Amnesty International proved 180 prosecutions from January to June 2025, including 46 in June alone( 37 for medicine- related offenses), with 75 of similar cases involving vulnerable foreign citizens from countries like Pakistan, Egypt, and Ethiopia. These numbers exceed previous records, contradicting Crown Prince Mohammed bin Salman’s 2022 pledges to limit the death penalty except for Sharia- commanded cases.
Migratory workers, numbering over 10 million and essential for World Cup structure like colosseums in Riyadh, Jeddah, and Neom, endure severe exploitation under the kafala system despite nominal 2021 reforms. Human Rights Watch( HRW) reported 31 heat- related deaths in 2024 amid 50 °C temperatures, pay envelope theft, forced labor, and passport confiscation, with no unions permitted. The first verified World Cup- linked casualty passed in March 2025 on a Jeddah point, while FairSquare proved 17 Nepali worker deaths by mid-2025. Business & Human Rights Resource Centre tracks ongoing violations at Neom, including forced evictions of Huwaitat lineage members.
FIFA’s evaluation shortcomings
FIFA’s AS&H Clifford Chance review rated the pitfalls” medium,” banning freedom of expression, arbitrary detention, and LGBTQ persecution( death penalty for same-sex acts). No emigrant consultations passed; ALQST critiqued the Saudi Football Federation’s strategy as” uncritically positive.” attorneys( Pieth, Wehrenberg, Dixon) filed a May 2025 complaint professing FIFA policy breach on five issues: expression, detention, bar, settlers, women. FIFA rejected independent monitoring in January 2025.
Labor exploitation in infrastructure build
Saudi Arabia’s preparations for the 2034 FIFA World Cup demand massive infrastructure expansion, including eight new stadiums, 73 training facilities with accommodations, nearly 500% growth in hotel capacity, airport upgrades, and high-speed rail networks across cities like Riyadh, Jeddah, Al Khobar, Abha, and Neom.
These projects, estimated at $17 billion, rely heavily on over 10 million migrant workers from South Asia and Africa, who face systemic exploitation under the kafala sponsorship system despite 2021 reforms that failed to abolish employer control over passports, exits, or wages. Business & Human Rights Resource Centre documented violations at Neom, including forced evictions of Huwaitat tribe members, and Jeddah Central projects, where workers endure 50°C heat without protections, wage theft, and debt bondage from recruitment fees exceeding $2,000. The kafala system’s persistence enables abuses mirroring Qatar’s 2022 World Cup, where over 6,500 migrant deaths occurred from heat, falls, and cardiac arrests misclassified as “natural causes,” denying families compensation.

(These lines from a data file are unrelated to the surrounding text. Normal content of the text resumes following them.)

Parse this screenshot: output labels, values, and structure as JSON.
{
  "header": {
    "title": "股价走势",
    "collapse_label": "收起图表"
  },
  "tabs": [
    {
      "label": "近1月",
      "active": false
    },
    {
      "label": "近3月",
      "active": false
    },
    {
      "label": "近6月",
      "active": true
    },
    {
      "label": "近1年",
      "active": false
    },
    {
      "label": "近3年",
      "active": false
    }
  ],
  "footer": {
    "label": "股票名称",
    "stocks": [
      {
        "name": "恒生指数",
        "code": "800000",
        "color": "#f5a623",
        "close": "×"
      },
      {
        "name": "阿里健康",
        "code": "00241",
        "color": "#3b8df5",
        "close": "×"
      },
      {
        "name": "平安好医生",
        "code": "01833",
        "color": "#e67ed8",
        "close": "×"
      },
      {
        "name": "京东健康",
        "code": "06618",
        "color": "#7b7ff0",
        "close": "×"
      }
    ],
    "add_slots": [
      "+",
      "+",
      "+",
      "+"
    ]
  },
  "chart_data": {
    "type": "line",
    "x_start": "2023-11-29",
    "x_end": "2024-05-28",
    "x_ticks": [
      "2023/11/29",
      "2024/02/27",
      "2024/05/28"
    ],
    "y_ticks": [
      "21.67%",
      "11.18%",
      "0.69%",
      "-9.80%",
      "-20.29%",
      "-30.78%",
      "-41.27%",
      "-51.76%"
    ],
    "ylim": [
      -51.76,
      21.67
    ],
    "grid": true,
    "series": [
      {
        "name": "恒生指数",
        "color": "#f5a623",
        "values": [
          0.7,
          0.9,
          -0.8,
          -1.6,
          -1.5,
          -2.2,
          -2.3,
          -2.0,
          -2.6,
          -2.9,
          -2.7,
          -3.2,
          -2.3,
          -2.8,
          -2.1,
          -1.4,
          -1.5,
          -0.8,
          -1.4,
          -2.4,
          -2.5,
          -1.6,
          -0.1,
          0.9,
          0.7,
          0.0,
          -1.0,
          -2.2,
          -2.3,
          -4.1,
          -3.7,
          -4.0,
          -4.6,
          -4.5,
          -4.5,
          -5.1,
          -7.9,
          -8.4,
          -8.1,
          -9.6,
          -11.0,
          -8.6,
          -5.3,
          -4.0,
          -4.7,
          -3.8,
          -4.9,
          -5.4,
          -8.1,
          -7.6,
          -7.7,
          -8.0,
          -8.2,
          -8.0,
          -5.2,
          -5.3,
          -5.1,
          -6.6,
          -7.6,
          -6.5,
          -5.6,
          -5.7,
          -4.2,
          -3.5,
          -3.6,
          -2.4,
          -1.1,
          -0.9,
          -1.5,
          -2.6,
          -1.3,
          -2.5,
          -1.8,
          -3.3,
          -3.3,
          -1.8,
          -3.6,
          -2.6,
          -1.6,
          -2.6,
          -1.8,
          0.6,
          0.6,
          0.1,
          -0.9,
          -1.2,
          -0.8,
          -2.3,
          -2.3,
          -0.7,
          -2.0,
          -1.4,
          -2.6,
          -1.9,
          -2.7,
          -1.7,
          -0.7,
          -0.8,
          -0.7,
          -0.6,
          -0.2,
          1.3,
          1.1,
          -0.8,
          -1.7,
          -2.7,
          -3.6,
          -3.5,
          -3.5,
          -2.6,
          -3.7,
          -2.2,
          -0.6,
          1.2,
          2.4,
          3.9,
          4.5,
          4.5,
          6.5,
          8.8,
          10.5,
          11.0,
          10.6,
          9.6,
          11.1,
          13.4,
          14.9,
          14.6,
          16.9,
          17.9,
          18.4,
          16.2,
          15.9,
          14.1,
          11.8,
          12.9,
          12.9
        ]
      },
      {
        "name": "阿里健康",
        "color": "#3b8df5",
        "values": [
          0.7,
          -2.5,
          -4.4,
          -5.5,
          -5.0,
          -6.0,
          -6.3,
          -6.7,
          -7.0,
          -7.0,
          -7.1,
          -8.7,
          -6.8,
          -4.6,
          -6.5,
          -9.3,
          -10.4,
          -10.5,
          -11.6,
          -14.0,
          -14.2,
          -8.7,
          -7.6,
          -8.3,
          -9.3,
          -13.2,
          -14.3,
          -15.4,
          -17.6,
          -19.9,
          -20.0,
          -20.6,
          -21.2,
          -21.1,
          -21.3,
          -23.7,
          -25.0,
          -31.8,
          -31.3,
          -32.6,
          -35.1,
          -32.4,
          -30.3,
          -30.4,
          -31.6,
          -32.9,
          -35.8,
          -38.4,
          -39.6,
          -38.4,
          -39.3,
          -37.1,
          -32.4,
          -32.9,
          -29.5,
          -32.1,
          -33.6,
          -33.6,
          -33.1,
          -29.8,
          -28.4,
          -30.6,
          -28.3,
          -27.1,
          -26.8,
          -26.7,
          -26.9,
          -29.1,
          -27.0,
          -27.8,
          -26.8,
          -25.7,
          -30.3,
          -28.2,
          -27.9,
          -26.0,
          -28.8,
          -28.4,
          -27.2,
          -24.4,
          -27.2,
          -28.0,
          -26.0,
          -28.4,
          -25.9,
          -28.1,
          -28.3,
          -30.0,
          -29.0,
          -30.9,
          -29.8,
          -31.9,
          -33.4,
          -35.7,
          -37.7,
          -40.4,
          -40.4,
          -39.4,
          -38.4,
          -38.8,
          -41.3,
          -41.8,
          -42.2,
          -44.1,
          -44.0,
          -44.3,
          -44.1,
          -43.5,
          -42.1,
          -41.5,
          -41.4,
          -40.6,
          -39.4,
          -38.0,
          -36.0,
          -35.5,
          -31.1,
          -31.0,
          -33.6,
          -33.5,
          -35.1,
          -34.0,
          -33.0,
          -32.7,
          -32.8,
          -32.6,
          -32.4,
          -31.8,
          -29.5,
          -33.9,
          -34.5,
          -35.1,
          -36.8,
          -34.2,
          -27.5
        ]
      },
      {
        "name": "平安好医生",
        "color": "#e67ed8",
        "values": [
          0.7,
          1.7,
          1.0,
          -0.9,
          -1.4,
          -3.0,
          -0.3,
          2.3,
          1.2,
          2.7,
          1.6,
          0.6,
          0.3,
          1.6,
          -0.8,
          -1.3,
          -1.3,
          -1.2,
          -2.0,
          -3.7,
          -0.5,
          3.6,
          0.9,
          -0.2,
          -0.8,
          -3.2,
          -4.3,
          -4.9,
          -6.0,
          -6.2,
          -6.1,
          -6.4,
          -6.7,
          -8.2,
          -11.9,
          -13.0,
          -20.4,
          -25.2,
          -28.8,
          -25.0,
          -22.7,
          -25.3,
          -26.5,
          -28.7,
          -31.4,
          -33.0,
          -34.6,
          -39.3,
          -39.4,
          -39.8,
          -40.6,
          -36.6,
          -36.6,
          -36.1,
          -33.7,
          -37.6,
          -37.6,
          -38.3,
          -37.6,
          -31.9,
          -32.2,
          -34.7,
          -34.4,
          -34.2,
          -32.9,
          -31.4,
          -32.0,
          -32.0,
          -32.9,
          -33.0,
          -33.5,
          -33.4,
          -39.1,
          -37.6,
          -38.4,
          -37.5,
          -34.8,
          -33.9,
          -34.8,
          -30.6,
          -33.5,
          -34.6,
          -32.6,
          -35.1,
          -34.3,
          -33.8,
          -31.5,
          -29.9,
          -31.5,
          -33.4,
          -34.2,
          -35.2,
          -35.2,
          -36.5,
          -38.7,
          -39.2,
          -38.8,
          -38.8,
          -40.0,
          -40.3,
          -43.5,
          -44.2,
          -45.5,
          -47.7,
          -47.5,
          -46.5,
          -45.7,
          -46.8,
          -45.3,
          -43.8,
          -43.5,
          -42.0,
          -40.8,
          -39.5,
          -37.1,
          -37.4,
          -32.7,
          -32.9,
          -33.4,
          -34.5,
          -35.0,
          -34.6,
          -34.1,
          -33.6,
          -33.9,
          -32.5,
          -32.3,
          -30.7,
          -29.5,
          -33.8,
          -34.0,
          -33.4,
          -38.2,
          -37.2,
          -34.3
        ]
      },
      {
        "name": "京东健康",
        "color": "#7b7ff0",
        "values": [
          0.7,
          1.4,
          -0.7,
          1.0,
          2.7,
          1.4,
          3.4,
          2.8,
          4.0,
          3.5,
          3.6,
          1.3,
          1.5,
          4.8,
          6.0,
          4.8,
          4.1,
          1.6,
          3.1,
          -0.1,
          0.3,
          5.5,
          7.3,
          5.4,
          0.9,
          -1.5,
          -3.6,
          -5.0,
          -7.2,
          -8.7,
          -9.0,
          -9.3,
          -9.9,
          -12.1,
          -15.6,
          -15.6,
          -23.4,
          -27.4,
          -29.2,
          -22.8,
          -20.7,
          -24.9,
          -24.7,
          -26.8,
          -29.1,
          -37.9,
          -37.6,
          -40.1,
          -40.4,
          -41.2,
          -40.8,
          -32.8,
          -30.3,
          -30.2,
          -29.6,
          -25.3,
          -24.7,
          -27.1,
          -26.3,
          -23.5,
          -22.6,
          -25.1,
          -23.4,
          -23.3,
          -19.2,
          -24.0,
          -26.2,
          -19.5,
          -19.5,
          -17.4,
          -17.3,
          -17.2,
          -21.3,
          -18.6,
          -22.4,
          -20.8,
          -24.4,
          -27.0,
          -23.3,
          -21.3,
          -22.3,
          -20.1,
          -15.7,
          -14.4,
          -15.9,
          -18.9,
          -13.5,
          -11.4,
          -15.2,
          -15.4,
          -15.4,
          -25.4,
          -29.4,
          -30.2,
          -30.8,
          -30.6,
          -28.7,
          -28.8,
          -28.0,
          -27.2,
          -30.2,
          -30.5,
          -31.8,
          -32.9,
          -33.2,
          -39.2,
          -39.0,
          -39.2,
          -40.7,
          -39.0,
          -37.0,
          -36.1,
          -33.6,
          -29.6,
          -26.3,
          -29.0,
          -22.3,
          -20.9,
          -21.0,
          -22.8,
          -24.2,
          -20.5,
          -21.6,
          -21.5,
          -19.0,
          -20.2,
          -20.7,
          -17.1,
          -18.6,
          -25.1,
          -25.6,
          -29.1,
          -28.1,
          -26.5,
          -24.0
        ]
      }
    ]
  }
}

In Saudi Arabia, Human Rights Watch interviewed families of 31 deceased Nepali, Bangladeshi, and Indian workers in 2024-2025, revealing uninvestigated fatalities from electrocution, decapitation, and falls such as Muhammad Arshad’s March 2025 plunge from Al Khobar’s Aramco Stadium site, leaving three young sons without support. FairSquare reported 17 Nepali deaths on World Cup-linked sites by May 2025, warning of “thousands of unexplained deaths” without autopsies or remedies. FIFA’s October 2025 agreement with Building and Wood Workers’ International for joint inspections came after these incidents, but critics note no retroactive probes or mandatory life insurance.
Global backlash and boycott momentum
21 organizations’ joint statement called it “great danger,” predicting abuses. Norwegian FA condemned process; UK MPs urged review. “BoycottSaudi2034” campaigns highlight sportswashing. UN’s Volker Türk prioritized rights; US Senators Wyden/Durbin warned of risks. Sponsors (Adidas, Coca-Cola) informed of flaws.